FRANKFURT (Reuters) -The European Central Bank should raise interest rates at a “steady pace” until the end of its hiking cycle, partly to maintain room to correct the policy path if circumstances change, ECB chief economist Philip Lane said on Monday.
The ECB raised rates by 50 basis points to zero in July.
While a similar move was expected in September until very recently, a host of policymakers have made the case for a larger hike due to the worsening inflation outlook.
“A steady pace – that is neither too slow nor too fast – in closing the gap to the terminal rate is important for several reasons,” Lane said, without expressing a preference for the Sept. 8 policy decision.
“The appropriate size of the individual increments will be larger the wider the gap to the terminal rate and the more skewed the risks to the inflation target,” he told a conference in Barcelona.
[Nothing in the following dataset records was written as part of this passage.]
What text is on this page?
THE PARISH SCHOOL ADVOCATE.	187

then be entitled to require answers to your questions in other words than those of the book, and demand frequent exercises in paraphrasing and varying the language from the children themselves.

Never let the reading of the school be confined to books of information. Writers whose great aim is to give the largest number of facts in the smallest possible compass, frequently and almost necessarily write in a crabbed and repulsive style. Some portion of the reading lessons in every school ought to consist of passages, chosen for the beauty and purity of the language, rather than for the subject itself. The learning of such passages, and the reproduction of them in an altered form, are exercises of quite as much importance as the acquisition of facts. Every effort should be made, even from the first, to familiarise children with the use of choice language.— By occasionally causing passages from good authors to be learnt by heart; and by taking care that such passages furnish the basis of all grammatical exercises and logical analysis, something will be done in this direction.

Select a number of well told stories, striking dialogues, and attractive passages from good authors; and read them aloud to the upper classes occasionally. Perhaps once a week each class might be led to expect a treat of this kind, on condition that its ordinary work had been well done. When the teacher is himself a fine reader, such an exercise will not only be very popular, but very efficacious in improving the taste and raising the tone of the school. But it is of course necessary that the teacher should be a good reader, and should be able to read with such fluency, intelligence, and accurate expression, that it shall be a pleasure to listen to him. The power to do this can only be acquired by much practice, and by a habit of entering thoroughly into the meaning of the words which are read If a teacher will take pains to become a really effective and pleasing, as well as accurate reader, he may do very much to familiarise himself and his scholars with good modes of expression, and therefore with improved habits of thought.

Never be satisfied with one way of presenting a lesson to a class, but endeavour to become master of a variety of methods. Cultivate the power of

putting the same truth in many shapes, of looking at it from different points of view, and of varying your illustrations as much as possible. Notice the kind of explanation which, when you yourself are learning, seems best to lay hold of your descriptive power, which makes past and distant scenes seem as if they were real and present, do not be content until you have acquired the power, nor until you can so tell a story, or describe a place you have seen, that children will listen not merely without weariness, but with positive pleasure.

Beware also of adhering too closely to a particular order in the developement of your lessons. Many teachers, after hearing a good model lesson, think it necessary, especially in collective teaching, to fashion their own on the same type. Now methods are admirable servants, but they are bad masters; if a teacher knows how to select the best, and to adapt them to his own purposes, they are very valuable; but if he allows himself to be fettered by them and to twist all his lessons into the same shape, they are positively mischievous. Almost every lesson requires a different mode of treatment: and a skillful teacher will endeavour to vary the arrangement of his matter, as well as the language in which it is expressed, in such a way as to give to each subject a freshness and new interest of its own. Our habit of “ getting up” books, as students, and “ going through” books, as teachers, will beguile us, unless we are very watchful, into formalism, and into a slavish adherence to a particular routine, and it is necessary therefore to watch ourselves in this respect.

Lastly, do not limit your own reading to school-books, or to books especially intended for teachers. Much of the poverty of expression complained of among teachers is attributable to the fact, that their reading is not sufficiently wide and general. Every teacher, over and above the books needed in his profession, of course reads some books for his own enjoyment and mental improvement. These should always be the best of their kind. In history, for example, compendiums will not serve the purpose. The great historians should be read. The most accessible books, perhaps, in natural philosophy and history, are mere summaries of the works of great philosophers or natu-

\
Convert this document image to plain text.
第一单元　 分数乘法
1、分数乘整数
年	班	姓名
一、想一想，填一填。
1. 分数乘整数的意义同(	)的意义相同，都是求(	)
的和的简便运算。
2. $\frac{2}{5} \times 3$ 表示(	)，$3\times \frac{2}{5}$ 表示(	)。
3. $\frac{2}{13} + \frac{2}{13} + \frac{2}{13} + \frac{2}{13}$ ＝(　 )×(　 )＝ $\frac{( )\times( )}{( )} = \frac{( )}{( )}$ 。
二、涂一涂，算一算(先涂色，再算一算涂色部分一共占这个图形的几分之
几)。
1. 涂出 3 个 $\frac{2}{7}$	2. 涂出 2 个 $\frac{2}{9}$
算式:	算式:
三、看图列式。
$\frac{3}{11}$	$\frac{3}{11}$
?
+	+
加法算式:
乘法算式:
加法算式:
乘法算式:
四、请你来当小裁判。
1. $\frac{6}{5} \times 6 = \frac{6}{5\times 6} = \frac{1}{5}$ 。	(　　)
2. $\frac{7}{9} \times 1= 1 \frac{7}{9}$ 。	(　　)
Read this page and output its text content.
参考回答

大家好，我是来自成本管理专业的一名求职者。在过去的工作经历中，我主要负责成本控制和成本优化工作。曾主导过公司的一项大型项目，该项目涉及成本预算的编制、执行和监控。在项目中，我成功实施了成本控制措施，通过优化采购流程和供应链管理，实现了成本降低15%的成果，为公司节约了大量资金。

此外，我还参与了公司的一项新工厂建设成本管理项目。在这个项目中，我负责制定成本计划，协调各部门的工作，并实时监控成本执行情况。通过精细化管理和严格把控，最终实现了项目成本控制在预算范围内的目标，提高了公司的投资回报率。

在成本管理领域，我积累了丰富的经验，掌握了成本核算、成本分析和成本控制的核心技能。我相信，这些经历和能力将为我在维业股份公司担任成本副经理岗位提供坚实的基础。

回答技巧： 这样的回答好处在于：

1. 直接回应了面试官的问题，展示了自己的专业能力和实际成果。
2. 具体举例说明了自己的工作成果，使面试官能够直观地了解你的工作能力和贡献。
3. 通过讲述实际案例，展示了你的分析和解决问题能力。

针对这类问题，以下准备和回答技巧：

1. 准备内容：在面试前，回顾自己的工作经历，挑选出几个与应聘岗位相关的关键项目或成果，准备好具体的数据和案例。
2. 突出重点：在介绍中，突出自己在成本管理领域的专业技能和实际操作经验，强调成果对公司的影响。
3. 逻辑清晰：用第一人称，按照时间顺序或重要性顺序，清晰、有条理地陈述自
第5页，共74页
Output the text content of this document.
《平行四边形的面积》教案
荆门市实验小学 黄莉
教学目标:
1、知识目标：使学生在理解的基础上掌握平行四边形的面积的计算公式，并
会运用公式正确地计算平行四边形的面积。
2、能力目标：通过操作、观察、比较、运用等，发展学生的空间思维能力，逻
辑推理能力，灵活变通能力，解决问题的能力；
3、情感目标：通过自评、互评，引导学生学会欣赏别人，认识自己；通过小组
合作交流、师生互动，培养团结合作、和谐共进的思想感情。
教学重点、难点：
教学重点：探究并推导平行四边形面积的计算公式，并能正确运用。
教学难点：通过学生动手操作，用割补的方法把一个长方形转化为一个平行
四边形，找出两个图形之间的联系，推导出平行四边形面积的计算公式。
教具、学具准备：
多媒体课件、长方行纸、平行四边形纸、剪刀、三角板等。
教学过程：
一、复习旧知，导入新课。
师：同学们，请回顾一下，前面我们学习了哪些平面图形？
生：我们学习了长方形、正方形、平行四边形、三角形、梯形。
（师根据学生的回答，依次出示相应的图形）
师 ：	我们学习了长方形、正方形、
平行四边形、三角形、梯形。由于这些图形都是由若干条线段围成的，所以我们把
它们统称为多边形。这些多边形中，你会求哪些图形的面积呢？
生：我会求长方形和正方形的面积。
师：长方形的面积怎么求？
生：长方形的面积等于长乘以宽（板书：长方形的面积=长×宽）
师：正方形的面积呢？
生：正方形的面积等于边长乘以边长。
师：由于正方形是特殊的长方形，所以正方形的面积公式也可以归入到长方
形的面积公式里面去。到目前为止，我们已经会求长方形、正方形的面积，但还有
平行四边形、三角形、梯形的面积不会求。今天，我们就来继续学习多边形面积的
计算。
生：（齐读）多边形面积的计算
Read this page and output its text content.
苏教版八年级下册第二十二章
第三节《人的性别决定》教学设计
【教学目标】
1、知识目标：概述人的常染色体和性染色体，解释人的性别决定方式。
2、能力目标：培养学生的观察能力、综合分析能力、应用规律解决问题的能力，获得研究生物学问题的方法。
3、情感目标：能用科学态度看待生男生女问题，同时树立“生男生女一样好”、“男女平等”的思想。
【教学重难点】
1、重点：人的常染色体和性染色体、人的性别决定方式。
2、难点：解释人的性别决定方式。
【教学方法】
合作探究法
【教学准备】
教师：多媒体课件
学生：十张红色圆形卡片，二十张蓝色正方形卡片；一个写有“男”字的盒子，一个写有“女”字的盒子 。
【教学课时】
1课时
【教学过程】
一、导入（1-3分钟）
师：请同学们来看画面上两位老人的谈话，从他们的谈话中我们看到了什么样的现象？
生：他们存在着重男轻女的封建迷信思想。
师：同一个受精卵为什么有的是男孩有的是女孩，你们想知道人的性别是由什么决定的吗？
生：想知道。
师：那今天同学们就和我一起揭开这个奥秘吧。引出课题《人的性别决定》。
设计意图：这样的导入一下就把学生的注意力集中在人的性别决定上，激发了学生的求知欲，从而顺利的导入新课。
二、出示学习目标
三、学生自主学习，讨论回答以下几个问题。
While the “terminal” rate is an open question, policymakers have said the ECB should get to the neutral rate, which neither stimulates nor cools the economy, somewhere around the turn of the year. This rate is estimated at around 1.5% to 2%, suggesting a hike at every remaining policy meeting this year.
“While upside risks to inflation are currently more intense than downside risks, if the incoming data … call for a downward shift in the terminal rate, this would be easier to handle under a step-by-step approach,” Lane said.
“A multi-step adjustment path towards the terminal rate also makes it easier to undertake mid-course corrections if circumstances change.”
Lane also noted that even if current inflation is high, indicators of longer term expectations remain close to the ECB’s 2% target as economic players appear to understand that temporary factors behind the surge will fade and the ECB will do its job.